The state’s complaint accused the defendants of violating the New Jersey Consumer Fraud Act and advertising regulations by failing to submit Medicaid applications for customers, falsely representing to customers that their applications had been submitted, refusing to honor the money-back guarantee and using company monies to bankroll their personal spending.

In a settlement with the Attorney General’s office announced in September, Feller agreed to pay $55,000 in restitution, to refrain from engaging in unfair or deceptive acts in violation of New Jersey’s Consumer Fraud Act and to provide the division with written notice of any future ownership interest in a registered business that offers Medicaid services to New Jersey consumers.

There was no admission of any wrongdoing.
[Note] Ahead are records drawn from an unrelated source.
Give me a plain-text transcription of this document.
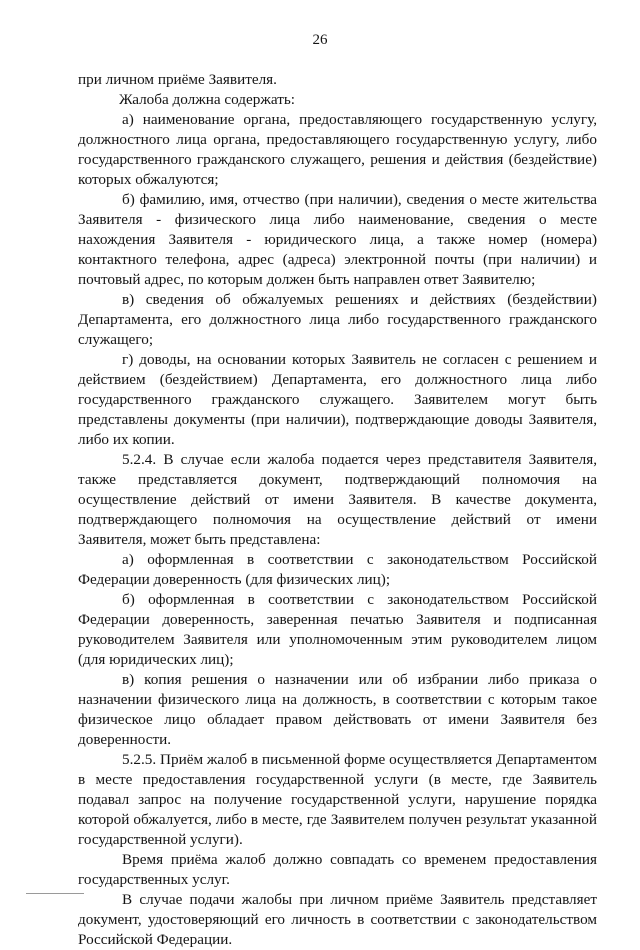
26

при личном приёме Заявителя.

Жалоба должна содержать:

а) наименование органа, предоставляющего государственную услугу, должностного лица органа, предоставляющего государственную услугу, либо государственного гражданского служащего, решения и действия (бездействие) которых обжалуются;

б) фамилию, имя, отчество (при наличии), сведения о месте жительства Заявителя - физического лица либо наименование, сведения о месте нахождения Заявителя - юридического лица, а также номер (номера) контактного телефона, адрес (адреса) электронной почты (при наличии) и почтовый адрес, по которым должен быть направлен ответ Заявителю;

в) сведения об обжалуемых решениях и действиях (бездействии) Департамента, его должностного лица либо государственного гражданского служащего;

г) доводы, на основании которых Заявитель не согласен с решением и действием (бездействием) Департамента, его должностного лица либо государственного гражданского служащего. Заявителем могут быть представлены документы (при наличии), подтверждающие доводы Заявителя, либо их копии.

5.2.4. В случае если жалоба подается через представителя Заявителя, также представляется документ, подтверждающий полномочия на осуществление действий от имени Заявителя. В качестве документа, подтверждающего полномочия на осуществление действий от имени Заявителя, может быть представлена:

а) оформленная в соответствии с законодательством Российской Федерации доверенность (для физических лиц);

б) оформленная в соответствии с законодательством Российской Федерации доверенность, заверенная печатью Заявителя и подписанная руководителем Заявителя или уполномоченным этим руководителем лицом (для юридических лиц);

в) копия решения о назначении или об избрании либо приказа о назначении физического лица на должность, в соответствии с которым такое физическое лицо обладает правом действовать от имени Заявителя без доверенности.

5.2.5. Приём жалоб в письменной форме осуществляется Департаментом в месте предоставления государственной услуги (в месте, где Заявитель подавал запрос на получение государственной услуги, нарушение порядка которой обжалуется, либо в месте, где Заявителем получен результат указанной государственной услуги).

Время приёма жалоб должно совпадать со временем предоставления государственных услуг.

В случае подачи жалобы при личном приёме Заявитель представляет документ, удостоверяющий его личность в соответствии с законодательством Российской Федерации.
At the time, the judge also entered a default judgment for over $1.66 million against Advanta itself, finding that the company committed 131 violations of the state’s consumer protection laws and regulations. He ordered $281,450 be returned to victims.

The case against Aryeh, though, was not resolved as his attorneys revealed that he was also under criminal investigation.
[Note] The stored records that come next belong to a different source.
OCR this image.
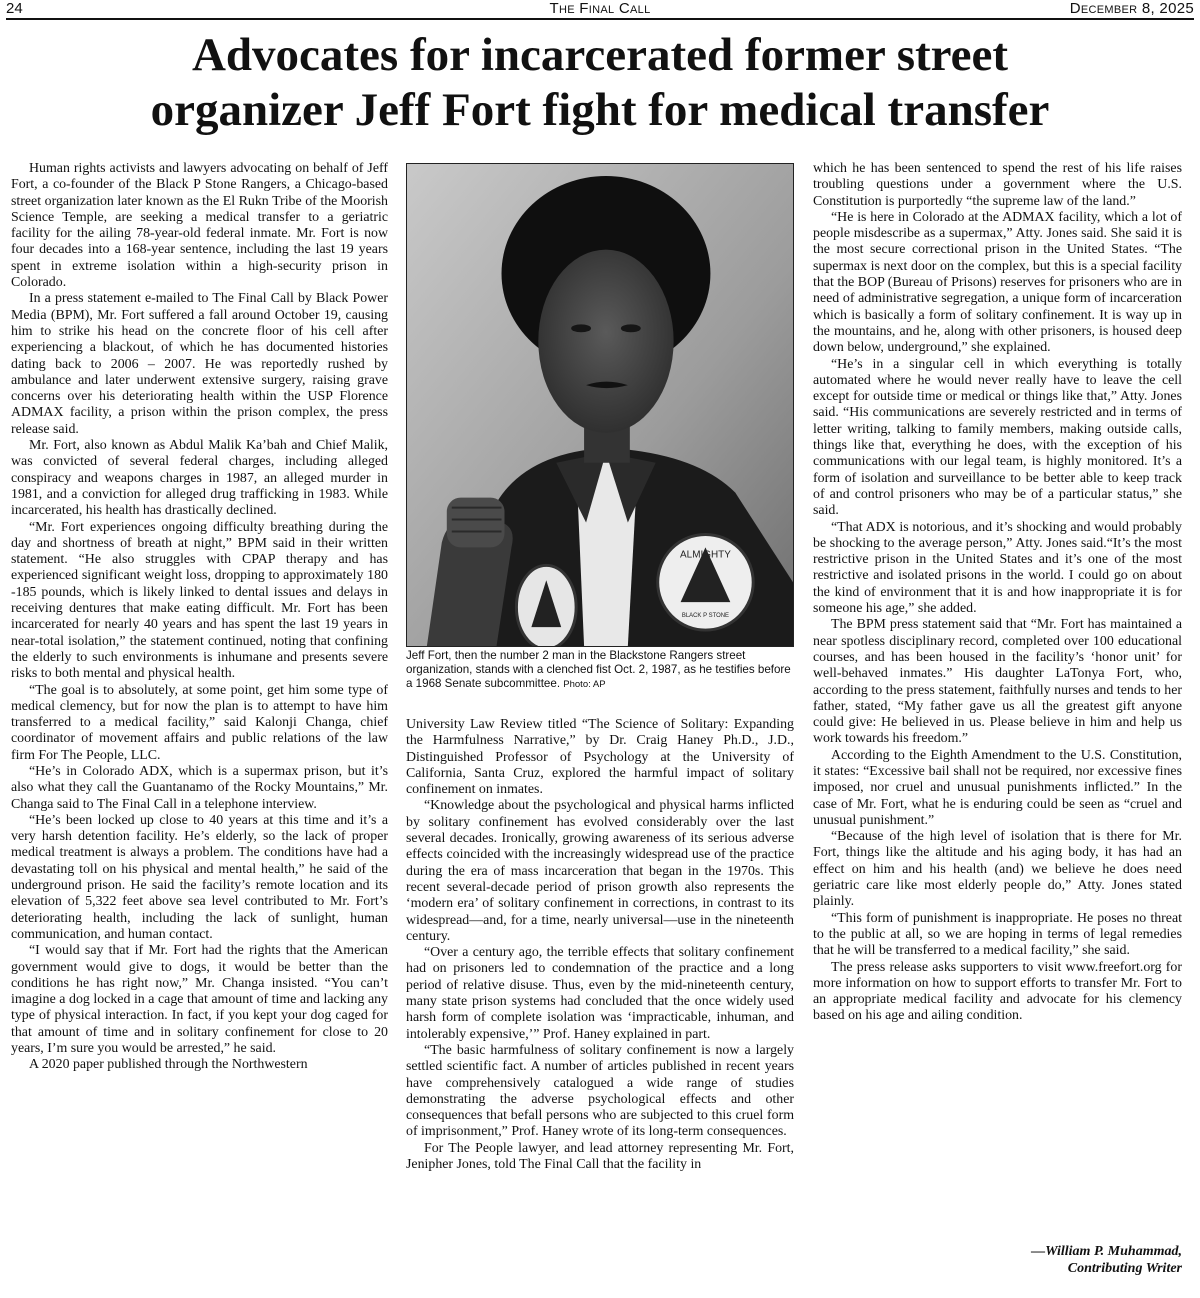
24	The Final Call	December 8, 2025
Advocates for incarcerated former street
organizer Jeff Fort fight for medical transfer

Human rights activists and lawyers advocating on behalf of Jeff Fort, a co-founder of the Black P Stone Rangers, a Chicago-based street organization later known as the El Rukn Tribe of the Moorish Science Temple, are seeking a medical transfer to a geriatric facility for the ailing 78-year-old federal inmate. Mr. Fort is now four decades into a 168-year sentence, including the last 19 years spent in extreme isolation within a high-security prison in Colorado.

In a press statement e-mailed to The Final Call by Black Power Media (BPM), Mr. Fort suffered a fall around October 19, causing him to strike his head on the concrete floor of his cell after experiencing a blackout, of which he has documented histories dating back to 2006 – 2007. He was reportedly rushed by ambulance and later underwent extensive surgery, raising grave concerns over his deteriorating health within the USP Florence ADMAX facility, a prison within the prison complex, the press release said.

Mr. Fort, also known as Abdul Malik Ka’bah and Chief Malik, was convicted of several federal charges, including alleged conspiracy and weapons charges in 1987, an alleged murder in 1981, and a conviction for alleged drug trafficking in 1983. While incarcerated, his health has drastically declined.

“Mr. Fort experiences ongoing difficulty breathing during the day and shortness of breath at night,” BPM said in their written statement. “He also struggles with CPAP therapy and has experienced significant weight loss, dropping to approximately 180 -185 pounds, which is likely linked to dental issues and delays in receiving dentures that make eating difficult. Mr. Fort has been incarcerated for nearly 40 years and has spent the last 19 years in near-total isolation,” the statement continued, noting that confining the elderly to such environments is inhumane and presents severe risks to both mental and physical health.

“The goal is to absolutely, at some point, get him some type of medical clemency, but for now the plan is to attempt to have him transferred to a medical facility,” said Kalonji Changa, chief coordinator of movement affairs and public relations of the law firm For The People, LLC.

“He’s in Colorado ADX, which is a supermax prison, but it’s also what they call the Guantanamo of the Rocky Mountains,” Mr. Changa said to The Final Call in a telephone interview.

“He’s been locked up close to 40 years at this time and it’s a very harsh detention facility. He’s elderly, so the lack of proper medical treatment is always a problem. The conditions have had a devastating toll on his physical and mental health,” he said of the underground prison. He said the facility’s remote location and its elevation of 5,322 feet above sea level contributed to Mr. Fort’s deteriorating health, including the lack of sunlight, human communication, and human contact.

“I would say that if Mr. Fort had the rights that the American government would give to dogs, it would be better than the conditions he has right now,” Mr. Changa insisted. “You can’t imagine a dog locked in a cage that amount of time and lacking any type of physical interaction. In fact, if you kept your dog caged for that amount of time and in solitary confinement for close to 20 years, I’m sure you would be arrested,” he said.

A 2020 paper published through the Northwestern

ALMIGHTY
BLACK P STONE
Jeff Fort, then the number 2 man in the Blackstone Rangers street organization, stands with a clenched fist Oct. 2, 1987, as he testifies before a 1968 Senate subcommittee. Photo: AP

University Law Review titled “The Science of Solitary: Expanding the Harmfulness Narrative,” by Dr. Craig Haney Ph.D., J.D., Distinguished Professor of Psychology at the University of California, Santa Cruz, explored the harmful impact of solitary confinement on inmates.

“Knowledge about the psychological and physical harms inflicted by solitary confinement has evolved considerably over the last several decades. Ironically, growing awareness of its serious adverse effects coincided with the increasingly widespread use of the practice during the era of mass incarceration that began in the 1970s. This recent several-decade period of prison growth also represents the ‘modern era’ of solitary confinement in corrections, in contrast to its widespread—and, for a time, nearly universal—use in the nineteenth century.

“Over a century ago, the terrible effects that solitary confinement had on prisoners led to condemnation of the practice and a long period of relative disuse. Thus, even by the mid-nineteenth century, many state prison systems had concluded that the once widely used harsh form of complete isolation was ‘impracticable, inhuman, and intolerably expensive,’” Prof. Haney explained in part.

“The basic harmfulness of solitary confinement is now a largely settled scientific fact. A number of articles published in recent years have comprehensively catalogued a wide range of studies demonstrating the adverse psychological effects and other consequences that befall persons who are subjected to this cruel form of imprisonment,” Prof. Haney wrote of its long-term consequences.

For The People lawyer, and lead attorney representing Mr. Fort, Jenipher Jones, told The Final Call that the facility in

which he has been sentenced to spend the rest of his life raises troubling questions under a government where the U.S. Constitution is purportedly “the supreme law of the land.”

“He is here in Colorado at the ADMAX facility, which a lot of people misdescribe as a supermax,” Atty. Jones said. She said it is the most secure correctional prison in the United States. “The supermax is next door on the complex, but this is a special facility that the BOP (Bureau of Prisons) reserves for prisoners who are in need of administrative segregation, a unique form of incarceration which is basically a form of solitary confinement. It is way up in the mountains, and he, along with other prisoners, is housed deep down below, underground,” she explained.

“He’s in a singular cell in which everything is totally automated where he would never really have to leave the cell except for outside time or medical or things like that,” Atty. Jones said. “His communications are severely restricted and in terms of letter writing, talking to family members, making outside calls, things like that, everything he does, with the exception of his communications with our legal team, is highly monitored. It’s a form of isolation and surveillance to be better able to keep track of and control prisoners who may be of a particular status,” she said.

“That ADX is notorious, and it’s shocking and would probably be shocking to the average person,” Atty. Jones said.“It’s the most restrictive prison in the United States and it’s one of the most restrictive and isolated prisons in the world. I could go on about the kind of environment that it is and how inappropriate it is for someone his age,” she added.

The BPM press statement said that “Mr. Fort has maintained a near spotless disciplinary record, completed over 100 educational courses, and has been housed in the facility’s ‘honor unit’ for well-behaved inmates.” His daughter LaTonya Fort, who, according to the press statement, faithfully nurses and tends to her father, stated, “My father gave us all the greatest gift anyone could give: He believed in us. Please believe in him and help us work towards his freedom.”

According to the Eighth Amendment to the U.S. Constitution, it states: “Excessive bail shall not be required, nor excessive fines imposed, nor cruel and unusual punishments inflicted.” In the case of Mr. Fort, what he is enduring could be seen as “cruel and unusual punishment.”

“Because of the high level of isolation that is there for Mr. Fort, things like the altitude and his aging body, it has had an effect on him and his health (and) we believe he does need geriatric care like most elderly people do,” Atty. Jones stated plainly.

“This form of punishment is inappropriate. He poses no threat to the public at all, so we are hoping in terms of legal remedies that he will be transferred to a medical facility,” she said.

The press release asks supporters to visit www.freefort.org for more information on how to support efforts to transfer Mr. Fort to an appropriate medical facility and advocate for his clemency based on his age and ailing condition.

—William P. Muhammad,
Contributing Writer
In filings with the court, his lawyer, A. Ross Pearlson, a former assistant U.S. attorney, said in a motion seeking a delay in the state’s civil proceedings that his client had no intention of settling with the state.

“The threat of Mr. Aryeh being criminally prosecuted is direct, real and ongoing,” Pearlson told the court. “Mr. Aryeh received a target letter from the DCJ (Division of Criminal Justice). In February, the prosecutor in charge of the case represented that the investigation was ‘active and ongoing.'”

The attorney general’s office did not immediately comment on Pearlson’s remarks.

“The defendant in this case participated in a scheme that callously preyed on elderly individuals seeking help in obtaining Medicaid coverage for their long-term care,” Grewal said of Aryeh. “We will continue to pursue these cases to hold businesses and owners accountable for their actions and send a strong message of deterrence to others.”

According to his LinkedIn page, Aryeh currently lists himself as the director of a candle company. Previously, he was listed as director of business development for a Lakewood software developer and a self-employed equity trader. In his filings with the court late last year, his attorney said he was fired and lost that job as a result of the pandemic and was in debt with no income or assets.

He was also no longer paying his lawyer, according to court records.

Reached through his LinkedIn account late last year, Aryeh declined to answer specific questions. But he said he wished to express his “sincerest apologies” to those who were hurt.

“Although it may take some time, I intend on giving a full refund to every person effected (sic) by this unfortunate situation,” he wrote.